Educator | Bill Strickland


As Founder and Executive Chairman of Manchester Bidwell Corporation and its subsidiaries, Manchester Craftsmen’s Guild (MCG) and Bidwell Training Center (BTC),and National Center for Arts and Technology, Bill Strickland has created an educational model designed to create empowering educational environments for adults-in-transition as well as urban and at-risk youth, enriching Southwestern Pennsylvania, and the world.

In 1968, Bill founded Manchester Craftsmen’s Guild to help combat the economic and social devastation experienced by the residents of his North Side neighborhood. Later in 1972, he assumed leadership of Bidwell Training Center to guide its transition to providing skills relevant to Pittsburgh’s economy.

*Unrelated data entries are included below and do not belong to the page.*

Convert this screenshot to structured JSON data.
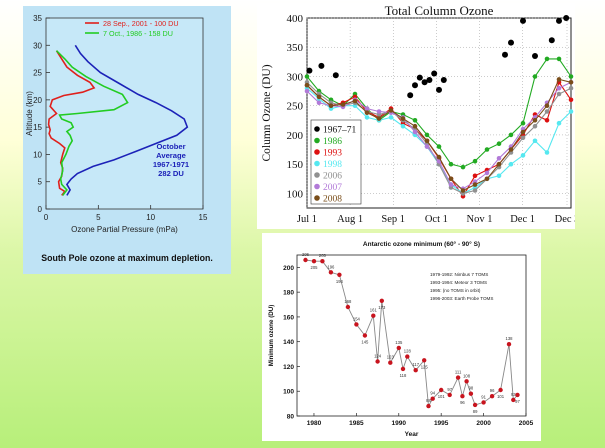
{
  "chart_data": [
    {
      "type": "line",
      "xlabel": "Ozone Partial Pressure (mPa)",
      "ylabel": "Altitude (km)",
      "xlim": [
        0,
        15
      ],
      "ylim": [
        0,
        35
      ],
      "xticks": [
        "0",
        "5",
        "10",
        "15"
      ],
      "yticks": [
        "0",
        "5",
        "10",
        "15",
        "20",
        "25",
        "30",
        "35"
      ],
      "caption": "South Pole ozone at maximum depletion.",
      "annotation": [
        "October",
        "Average",
        "1967-1971",
        "282 DU"
      ],
      "colors": {
        "red": "#e0201c",
        "green": "#22cc22",
        "blue": "#1c22b8"
      },
      "series": [
        {
          "name": "28 Sep., 2001 - 100 DU",
          "color": "#e0201c",
          "points": [
            [
              1.5,
              2.5
            ],
            [
              1.8,
              3.2
            ],
            [
              1.3,
              3.8
            ],
            [
              1.2,
              5
            ],
            [
              1.5,
              6
            ],
            [
              1.6,
              7.5
            ],
            [
              1.4,
              8.5
            ],
            [
              1.6,
              10
            ],
            [
              1.8,
              11.2
            ],
            [
              1.3,
              12
            ],
            [
              0.5,
              13
            ],
            [
              0.3,
              13.8
            ],
            [
              0.4,
              14.5
            ],
            [
              0.25,
              15.5
            ],
            [
              0.3,
              16.5
            ],
            [
              1.0,
              17.5
            ],
            [
              0.4,
              18.8
            ],
            [
              0.6,
              20
            ],
            [
              1.7,
              20.8
            ],
            [
              3.5,
              21.4
            ],
            [
              4.6,
              22.2
            ],
            [
              4.2,
              23.2
            ],
            [
              3.0,
              24.5
            ],
            [
              2.0,
              26
            ],
            [
              1.5,
              27.5
            ],
            [
              1.0,
              29
            ]
          ]
        },
        {
          "name": "7 Oct., 1986 - 158 DU",
          "color": "#22cc22",
          "points": [
            [
              1.6,
              2.5
            ],
            [
              2.0,
              3.5
            ],
            [
              1.5,
              4.5
            ],
            [
              1.4,
              5.5
            ],
            [
              1.6,
              7
            ],
            [
              1.5,
              8.5
            ],
            [
              1.9,
              10
            ],
            [
              2.2,
              11.5
            ],
            [
              2.5,
              12.5
            ],
            [
              2.3,
              13.5
            ],
            [
              2.0,
              14.2
            ],
            [
              2.6,
              15
            ],
            [
              2.4,
              15.8
            ],
            [
              1.5,
              16.5
            ],
            [
              1.3,
              17.2
            ],
            [
              3.0,
              17.5
            ],
            [
              6.5,
              18.2
            ],
            [
              7.8,
              19.5
            ],
            [
              7.3,
              21
            ],
            [
              5.5,
              22.5
            ],
            [
              3.8,
              24.3
            ],
            [
              2.5,
              26
            ],
            [
              1.8,
              27.5
            ],
            [
              1.0,
              29
            ]
          ]
        },
        {
          "name": "October Average 1967-1971 282 DU",
          "color": "#1c22b8",
          "points": [
            [
              2.0,
              2.5
            ],
            [
              2.3,
              3.5
            ],
            [
              2.0,
              4.5
            ],
            [
              2.4,
              5.5
            ],
            [
              3.0,
              6.5
            ],
            [
              4.5,
              7.8
            ],
            [
              6.5,
              9
            ],
            [
              8.5,
              10.5
            ],
            [
              10.5,
              12
            ],
            [
              12.5,
              13.5
            ],
            [
              13.5,
              15
            ],
            [
              13.2,
              16.5
            ],
            [
              12.0,
              18
            ],
            [
              10.5,
              19.5
            ],
            [
              8.8,
              21
            ],
            [
              7.0,
              23
            ],
            [
              5.2,
              25
            ],
            [
              4.0,
              27
            ],
            [
              3.3,
              28.5
            ],
            [
              2.8,
              30
            ]
          ]
        }
      ]
    },
    {
      "type": "line",
      "title": "Total Column Ozone",
      "ylabel": "Column Ozone (DU)",
      "ylim": [
        75,
        400
      ],
      "yticks": [
        "100",
        "150",
        "200",
        "250",
        "300",
        "350",
        "400"
      ],
      "xticks": [
        "Jul 1",
        "Aug 1",
        "Sep 1",
        "Oct 1",
        "Nov 1",
        "Dec 1",
        "Dec 3"
      ],
      "series": [
        {
          "name": "1967–71",
          "color": "#000000",
          "x": [
            0.1,
            0.6,
            1.2,
            4.3,
            4.5,
            4.7,
            4.9,
            5.1,
            5.3,
            5.5,
            5.7,
            8.25,
            8.5,
            9.0,
            9.5,
            10.2,
            10.5,
            10.8
          ],
          "y": [
            310,
            318,
            302,
            268,
            285,
            298,
            290,
            294,
            305,
            277,
            294,
            337,
            358,
            395,
            335,
            362,
            395,
            400
          ]
        },
        {
          "name": "1986",
          "color": "#22aa22",
          "x": [
            0,
            0.5,
            1,
            1.5,
            2,
            2.5,
            3,
            3.5,
            4,
            4.5,
            5,
            5.5,
            6,
            6.5,
            7,
            7.5,
            8,
            8.5,
            9,
            9.5,
            10,
            10.5,
            11
          ],
          "y": [
            300,
            275,
            260,
            250,
            270,
            245,
            225,
            240,
            235,
            225,
            200,
            180,
            150,
            145,
            155,
            175,
            185,
            200,
            220,
            300,
            330,
            330,
            300
          ]
        },
        {
          "name": "1993",
          "color": "#dd1010",
          "x": [
            0,
            0.5,
            1,
            1.5,
            2,
            2.5,
            3,
            3.5,
            4,
            4.5,
            5,
            5.5,
            6,
            6.5,
            7,
            7.5,
            8,
            8.5,
            9,
            9.5,
            10,
            10.5,
            11
          ],
          "y": [
            285,
            265,
            250,
            255,
            265,
            240,
            230,
            245,
            220,
            210,
            190,
            160,
            125,
            95,
            130,
            140,
            150,
            175,
            200,
            235,
            225,
            290,
            260
          ]
        },
        {
          "name": "1998",
          "color": "#55e8f0",
          "x": [
            0,
            0.5,
            1,
            1.5,
            2,
            2.5,
            3,
            3.5,
            4,
            4.5,
            5,
            5.5,
            6,
            6.5,
            7,
            7.5,
            8,
            8.5,
            9,
            9.5,
            10,
            10.5,
            11
          ],
          "y": [
            280,
            262,
            245,
            250,
            250,
            230,
            225,
            230,
            215,
            200,
            180,
            150,
            115,
            100,
            110,
            125,
            130,
            150,
            165,
            190,
            170,
            220,
            240
          ]
        },
        {
          "name": "2006",
          "color": "#909090",
          "x": [
            0,
            0.5,
            1,
            1.5,
            2,
            2.5,
            3,
            3.5,
            4,
            4.5,
            5,
            5.5,
            6,
            6.5,
            7,
            7.5,
            8,
            8.5,
            9,
            9.5,
            10,
            10.5,
            11
          ],
          "y": [
            290,
            270,
            255,
            250,
            255,
            240,
            235,
            240,
            225,
            210,
            185,
            150,
            110,
            100,
            105,
            125,
            145,
            170,
            195,
            215,
            240,
            270,
            280
          ]
        },
        {
          "name": "2007",
          "color": "#b27ad8",
          "x": [
            0,
            0.5,
            1,
            1.5,
            2,
            2.5,
            3,
            3.5,
            4,
            4.5,
            5,
            5.5,
            6,
            6.5,
            7,
            7.5,
            8,
            8.5,
            9,
            9.5,
            10,
            10.5,
            11
          ],
          "y": [
            275,
            255,
            250,
            248,
            260,
            245,
            240,
            238,
            230,
            205,
            180,
            155,
            115,
            108,
            120,
            135,
            160,
            180,
            210,
            230,
            255,
            280,
            290
          ]
        },
        {
          "name": "2008",
          "color": "#7a4e1a",
          "x": [
            0,
            0.5,
            1,
            1.5,
            2,
            2.5,
            3,
            3.5,
            4,
            4.5,
            5,
            5.5,
            6,
            6.5,
            7,
            7.5,
            8,
            8.5,
            9,
            9.5,
            10,
            10.5,
            11
          ],
          "y": [
            285,
            265,
            250,
            252,
            258,
            238,
            228,
            242,
            228,
            215,
            190,
            162,
            125,
            105,
            115,
            125,
            150,
            175,
            205,
            225,
            250,
            295,
            290
          ]
        }
      ]
    },
    {
      "type": "line",
      "title": "Antarctic ozone minimum (60° - 90° S)",
      "xlabel": "Year",
      "ylabel": "Minimum ozone (DU)",
      "xlim": [
        1978,
        2005
      ],
      "ylim": [
        80,
        210
      ],
      "xticks": [
        "1980",
        "1985",
        "1990",
        "1995",
        "2000",
        "2005"
      ],
      "yticks": [
        "80",
        "100",
        "120",
        "140",
        "160",
        "180",
        "200"
      ],
      "legend_lines": [
        "1979-1992: Nimbus 7 TOMS",
        "1993-1994: Meteor 3 TOMS",
        "1995: (no TOMS in orbit)",
        "1996-2003: Earth Probe TOMS"
      ],
      "point_labels": [
        "206",
        "205",
        "205",
        "196",
        "194",
        "168",
        "154",
        "145",
        "161",
        "124",
        "173",
        "123",
        "135",
        "118",
        "128",
        "117",
        "125",
        "88",
        "94",
        "101",
        "97",
        "111",
        "96",
        "108",
        "98",
        "89",
        "91",
        "96",
        "101",
        "138",
        "93",
        "97"
      ],
      "years": [
        1979,
        1980,
        1981,
        1982,
        1983,
        1984,
        1985,
        1986,
        1987,
        1987.5,
        1988,
        1989,
        1990,
        1990.5,
        1991,
        1992,
        1993,
        1993.5,
        1994,
        1995,
        1996,
        1997,
        1997.5,
        1998,
        1998.5,
        1999,
        2000,
        2001,
        2002,
        2003,
        2003.5,
        2004
      ],
      "values": [
        206,
        205,
        205,
        196,
        194,
        168,
        154,
        145,
        161,
        124,
        173,
        123,
        135,
        118,
        128,
        117,
        125,
        88,
        94,
        101,
        97,
        111,
        96,
        108,
        98,
        89,
        91,
        96,
        101,
        138,
        93,
        97
      ]
    }
  ]
}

GRAMMY®-winning MCG Jazz was added to the MBC family in 1987, which is one of the longest-running jazz subscription series in America. What started as an informal art program and exhibition space for inner-city minority children has now transformed into a 62,000 sq. ft. arts and career-training center, as well as a 40,000 sq. ft. production and educational greenhouse.

Throughout Strickland’s distinguished career, he has been honored with numerous prestigious awards for his contributions to arts and the community, including the coveted MacArthur “Genius” award. He is also the author of Make the Impossible Possible.

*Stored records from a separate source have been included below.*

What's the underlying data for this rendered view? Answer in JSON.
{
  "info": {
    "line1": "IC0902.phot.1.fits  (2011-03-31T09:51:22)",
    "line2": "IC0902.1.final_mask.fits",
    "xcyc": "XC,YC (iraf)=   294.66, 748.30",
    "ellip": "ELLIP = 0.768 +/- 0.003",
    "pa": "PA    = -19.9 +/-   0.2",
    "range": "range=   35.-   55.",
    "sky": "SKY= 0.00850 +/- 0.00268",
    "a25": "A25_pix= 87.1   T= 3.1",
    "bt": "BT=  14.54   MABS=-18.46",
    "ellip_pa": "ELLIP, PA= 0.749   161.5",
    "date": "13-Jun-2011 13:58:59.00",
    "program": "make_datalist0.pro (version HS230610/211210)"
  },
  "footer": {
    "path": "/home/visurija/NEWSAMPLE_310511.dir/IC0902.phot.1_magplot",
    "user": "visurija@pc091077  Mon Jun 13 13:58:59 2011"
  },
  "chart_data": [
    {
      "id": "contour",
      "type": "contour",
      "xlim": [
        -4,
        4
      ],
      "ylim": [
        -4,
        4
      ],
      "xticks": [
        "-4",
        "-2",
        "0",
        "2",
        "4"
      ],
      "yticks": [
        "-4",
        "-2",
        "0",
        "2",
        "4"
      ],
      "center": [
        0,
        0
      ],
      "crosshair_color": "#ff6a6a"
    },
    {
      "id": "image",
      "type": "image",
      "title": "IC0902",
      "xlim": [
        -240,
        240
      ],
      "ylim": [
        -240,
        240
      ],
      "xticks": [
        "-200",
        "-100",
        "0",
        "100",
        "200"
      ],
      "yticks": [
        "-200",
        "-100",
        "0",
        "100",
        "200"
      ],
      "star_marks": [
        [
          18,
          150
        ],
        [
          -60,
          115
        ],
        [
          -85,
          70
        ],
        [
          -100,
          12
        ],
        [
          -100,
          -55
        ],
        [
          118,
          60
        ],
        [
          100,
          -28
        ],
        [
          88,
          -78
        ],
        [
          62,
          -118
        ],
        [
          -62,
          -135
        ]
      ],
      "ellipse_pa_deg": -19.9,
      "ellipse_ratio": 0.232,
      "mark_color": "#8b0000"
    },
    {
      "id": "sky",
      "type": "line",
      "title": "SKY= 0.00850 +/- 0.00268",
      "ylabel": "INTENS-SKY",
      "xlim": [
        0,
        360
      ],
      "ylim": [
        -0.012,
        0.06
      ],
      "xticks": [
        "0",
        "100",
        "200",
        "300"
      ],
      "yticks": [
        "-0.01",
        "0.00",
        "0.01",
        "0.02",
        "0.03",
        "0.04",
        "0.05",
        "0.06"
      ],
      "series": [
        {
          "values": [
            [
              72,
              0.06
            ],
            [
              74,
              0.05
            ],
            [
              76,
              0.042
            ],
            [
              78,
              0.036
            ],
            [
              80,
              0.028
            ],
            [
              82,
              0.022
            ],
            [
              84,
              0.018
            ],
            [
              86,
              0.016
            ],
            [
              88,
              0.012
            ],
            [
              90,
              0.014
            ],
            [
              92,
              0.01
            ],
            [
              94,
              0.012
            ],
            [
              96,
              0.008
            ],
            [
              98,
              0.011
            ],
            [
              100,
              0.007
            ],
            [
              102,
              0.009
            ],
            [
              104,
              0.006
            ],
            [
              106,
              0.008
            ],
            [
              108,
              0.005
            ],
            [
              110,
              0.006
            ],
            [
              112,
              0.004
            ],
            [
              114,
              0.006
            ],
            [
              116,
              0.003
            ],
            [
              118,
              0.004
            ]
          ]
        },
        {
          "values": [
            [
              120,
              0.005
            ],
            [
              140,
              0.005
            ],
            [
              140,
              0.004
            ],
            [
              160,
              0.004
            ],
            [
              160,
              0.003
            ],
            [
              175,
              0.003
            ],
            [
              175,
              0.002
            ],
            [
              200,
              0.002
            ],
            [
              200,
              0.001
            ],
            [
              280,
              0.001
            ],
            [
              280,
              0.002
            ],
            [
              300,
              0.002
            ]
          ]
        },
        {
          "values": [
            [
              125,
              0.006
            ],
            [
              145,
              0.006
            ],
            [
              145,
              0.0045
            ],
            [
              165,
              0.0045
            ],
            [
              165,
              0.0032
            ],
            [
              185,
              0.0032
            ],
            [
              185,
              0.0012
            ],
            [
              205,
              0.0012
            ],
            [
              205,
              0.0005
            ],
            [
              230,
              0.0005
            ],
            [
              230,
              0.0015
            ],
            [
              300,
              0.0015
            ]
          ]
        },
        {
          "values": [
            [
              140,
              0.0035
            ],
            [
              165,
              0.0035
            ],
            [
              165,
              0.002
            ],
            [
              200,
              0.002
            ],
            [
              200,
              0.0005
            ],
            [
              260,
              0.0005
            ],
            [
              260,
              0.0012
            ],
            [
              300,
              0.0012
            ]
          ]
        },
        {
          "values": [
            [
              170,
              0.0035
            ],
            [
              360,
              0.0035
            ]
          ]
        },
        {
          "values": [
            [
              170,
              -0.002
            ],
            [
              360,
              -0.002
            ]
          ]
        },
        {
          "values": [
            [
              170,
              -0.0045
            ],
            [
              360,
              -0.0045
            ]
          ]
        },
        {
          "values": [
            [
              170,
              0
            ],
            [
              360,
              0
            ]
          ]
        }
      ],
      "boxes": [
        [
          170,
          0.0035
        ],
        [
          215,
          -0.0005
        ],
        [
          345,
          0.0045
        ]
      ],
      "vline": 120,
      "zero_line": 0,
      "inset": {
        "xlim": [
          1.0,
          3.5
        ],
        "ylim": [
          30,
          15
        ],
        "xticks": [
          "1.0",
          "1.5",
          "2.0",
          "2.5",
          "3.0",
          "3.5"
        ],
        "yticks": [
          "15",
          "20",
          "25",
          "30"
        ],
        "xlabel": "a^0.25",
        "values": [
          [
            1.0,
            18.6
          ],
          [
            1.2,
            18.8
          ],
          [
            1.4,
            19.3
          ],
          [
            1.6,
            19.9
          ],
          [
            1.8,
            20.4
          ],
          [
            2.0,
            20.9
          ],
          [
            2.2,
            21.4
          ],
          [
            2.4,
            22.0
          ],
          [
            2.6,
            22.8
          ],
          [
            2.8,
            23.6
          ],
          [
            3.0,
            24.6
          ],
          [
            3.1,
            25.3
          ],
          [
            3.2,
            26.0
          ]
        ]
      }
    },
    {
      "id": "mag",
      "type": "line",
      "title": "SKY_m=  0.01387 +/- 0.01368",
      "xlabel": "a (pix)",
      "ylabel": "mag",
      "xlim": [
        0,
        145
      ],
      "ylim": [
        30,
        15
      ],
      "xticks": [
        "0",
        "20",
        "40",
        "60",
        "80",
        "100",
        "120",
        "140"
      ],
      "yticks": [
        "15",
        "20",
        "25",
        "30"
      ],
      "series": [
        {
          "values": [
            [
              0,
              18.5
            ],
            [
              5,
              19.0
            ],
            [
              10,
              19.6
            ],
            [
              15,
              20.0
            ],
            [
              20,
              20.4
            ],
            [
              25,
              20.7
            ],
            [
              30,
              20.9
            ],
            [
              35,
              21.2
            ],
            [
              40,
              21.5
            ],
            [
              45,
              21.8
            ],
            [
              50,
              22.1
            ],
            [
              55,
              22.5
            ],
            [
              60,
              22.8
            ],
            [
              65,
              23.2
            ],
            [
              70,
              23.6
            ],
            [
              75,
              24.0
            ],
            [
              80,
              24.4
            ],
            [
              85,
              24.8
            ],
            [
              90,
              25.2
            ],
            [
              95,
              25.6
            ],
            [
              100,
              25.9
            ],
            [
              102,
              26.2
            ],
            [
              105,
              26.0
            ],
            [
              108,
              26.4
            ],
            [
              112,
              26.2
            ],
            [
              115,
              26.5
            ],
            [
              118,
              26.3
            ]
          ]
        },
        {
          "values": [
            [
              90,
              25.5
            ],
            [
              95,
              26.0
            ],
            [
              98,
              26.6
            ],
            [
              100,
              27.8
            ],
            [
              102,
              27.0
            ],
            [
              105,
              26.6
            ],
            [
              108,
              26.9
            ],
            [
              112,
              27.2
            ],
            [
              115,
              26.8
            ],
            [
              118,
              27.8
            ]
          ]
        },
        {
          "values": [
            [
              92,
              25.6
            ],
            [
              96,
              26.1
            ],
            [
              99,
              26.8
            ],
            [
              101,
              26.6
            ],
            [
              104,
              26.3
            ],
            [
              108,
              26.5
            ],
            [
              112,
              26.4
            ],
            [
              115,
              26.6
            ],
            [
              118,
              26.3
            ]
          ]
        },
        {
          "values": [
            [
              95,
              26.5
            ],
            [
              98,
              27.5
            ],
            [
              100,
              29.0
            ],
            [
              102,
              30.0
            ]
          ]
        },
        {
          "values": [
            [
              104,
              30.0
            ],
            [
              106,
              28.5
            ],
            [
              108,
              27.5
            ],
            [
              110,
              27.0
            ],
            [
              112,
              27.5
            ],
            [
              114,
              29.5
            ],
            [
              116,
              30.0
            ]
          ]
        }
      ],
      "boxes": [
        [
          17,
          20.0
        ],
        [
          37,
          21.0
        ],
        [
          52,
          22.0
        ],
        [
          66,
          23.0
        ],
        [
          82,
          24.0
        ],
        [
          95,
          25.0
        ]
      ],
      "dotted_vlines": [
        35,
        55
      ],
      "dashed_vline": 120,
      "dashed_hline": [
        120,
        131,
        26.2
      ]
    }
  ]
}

Youth | Sharifa Mkomwa & Rahwa Angesom


Sharifa Mkomwa and Rahwa Angesom are co-facilitators of the ARYSE Youth Steering Committee, a group of student leaders with immigrant and refugee backgrounds. Both are passionate about making Pittsburgh a more welcoming place for refugees and immigrants like themselves.


Sharifa is 20 years old and studying social work at the Community College of Allegheny County. She is originally from Kakuma, Kenya, and moved to Pittsburgh through the refugee resettlement program in 2017. Much of Sharifa’s time in Pittsburgh has been spent working hard in school, learning English, helping her family, and developing leadership skills through the Alliance for Refugee Youth Support and Education (ARYSE). With ARYSE, Sharifa started in 2018 as a student in the After School Club and has earned various leadership positions, including summer camp counselor, Youth Steering Committee co-facilitator, and now, intern. Sharifa’s goal is to become a stronger leader and advocate for refugee communities.

Rahwa is a senior at Brashear High School. She is originally from Eritrea and is a co-facilitator of the ARYSE Youth Steering Committee. After high school, she wants continue studying in college and get a bachelor’s degree. She likes to listen to music and go for walks.






The award recipients were selected by a panel from a pool of nominations that were submitted by community members. Self-nominations were not accepted.